Rwanda’s push toward electric mobility took another step this week as Rwandamotor, in partnership with I&M Bank Rwanda Plc, unveiled a new generation of electric vehicles backed by aggressive financing options aimed at widening access.
At a cocktail reception held Wednesday evening at the Rwandamotor showroom in Gahanga-Kigali, the companies introduced a new model from Deepal, a premium new energy vehicle (NEV) brand known for its intelligent electric and hybrid technologies.
The event, attended by business leaders, bank executives and potential buyers, was as much about financing as it was about the vehicle itself.
At the center of the partnership is a financing model designed to remove one of the biggest obstacles to car ownership in Rwanda: upfront cost.
Under the arrangement, I&M Bank is offering collateral-free loans for vehicle purchases, including up to 100 percent financing for electric vehicles, meaning customers can acquire EVs without an initial down payment.
For other models, buyers can access up to 80 percent financing.
Bruce Niko, Head of Dealer Sales at I&M Bank Rwanda Plc, said the goal is to make ownership practical for more customers.
“We are here to help. Visit our branches, and we will guide you. For electric vehicles, no upfront payment is needed,” he said. “For other vehicles, only a small contribution is required. Our flexible repayment terms match your business performance, making financing easier.”

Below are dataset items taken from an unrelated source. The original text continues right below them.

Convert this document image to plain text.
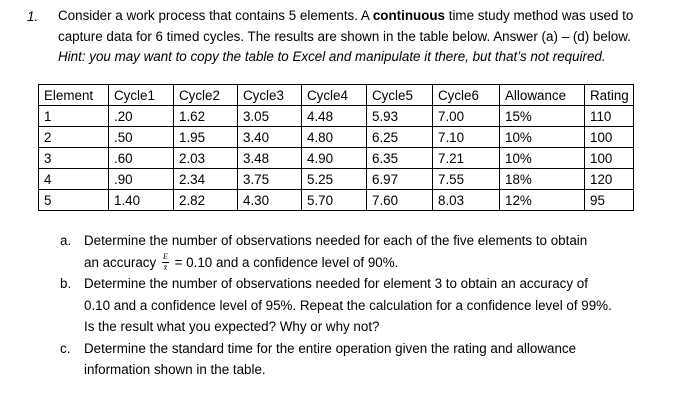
1. Consider a work process that contains 5 elements. A continuous time study method was used to
capture data for 6 timed cycles. The results are shown in the table below. Answer (a) – (d) below.
Hint: you may want to copy the table to Excel and manipulate it there, but that’s not required.
Element	Cycle1	Cycle2	Cycle3	Cycle4	Cycle5	Cycle6	Allowance	Rating
1	.20	1.62	3.05	4.48	5.93	7.00	15%	110
2	.50	1.95	3.40	4.80	6.25	7.10	10%	100
3	.60	2.03	3.48	4.90	6.35	7.21	10%	100
4	.90	2.34	3.75	5.25	6.97	7.55	18%	120
5	1.40	2.82	4.30	5.70	7.60	8.03	12%	95
a. Determine the number of observations needed for each of the five elements to obtain
an accuracy $\frac{E}{x̄} = 0.10$ and a confidence level of 90%.
b. Determine the number of observations needed for element 3 to obtain an accuracy of
0.10 and a confidence level of 95%. Repeat the calculation for a confidence level of 99%.
Is the result what you expected? Why or why not?
c. Determine the standard time for the entire operation given the rating and allowance
information shown in the table.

The approach reflects a broader shift in Rwanda’s banking sector toward asset-based lending that targets small businesses and middle-income earners.
The introduction of Deepal vehicles adds to a growing lineup of electric and hybrid models entering the Rwandan market.
The brand, developed by China’s Changan Automobile, focuses on next-generation mobility, including battery electric, range-extender and hydrogen-powered vehicles.
Its arrival aligns with Rwanda’s policy direction, which has increasingly favored electric vehicles as part of efforts to reduce emissions and modernize transport.
Executives involved in the partnership say Rwanda’s business environment played a key role in bringing the investment together.
Mr. Lin Yun, Director of Hanlink Group, described Rwanda as more than just a market.
“We selected Rwanda because of its strong governance, ease of doing business, and clear economic development strategy,” he said. “Support from institutions like the Rwanda Development Board makes it ideal for long-term investment.”
He added: “Rwanda is not just a market for us — it is a key partner in advancing regional development.”
The April 1 event follows an earlier activation of the partnership in late March, when additional models — including electric pickups and heavy-duty trucks — were introduced.
Together, the launches signal a coordinated effort to build an ecosystem around electric mobility: supply from dealers, financing from banks, and policy support from government.
Despite growing interest, electric vehicles remain a small share of Rwanda’s overall car market, where affordability continues to be a major constraint.
That is where financing is expected to play a decisive role.
By removing collateral requirements and reducing upfront costs, banks like I&M are betting they can accelerate adoption — particularly among small businesses that rely on vehicles for income.
For Rwanda, the significance of the event goes beyond a single model.
It reflects a broader transition — from a traditional vehicle market to one increasingly shaped by technology, sustainability and financial innovation.
Whether that transition accelerates will depend not only on the vehicles themselves, but on how accessible they become.
And in Gahanga this week, the message was clear: the future of mobility may depend as much on financing as on engineering.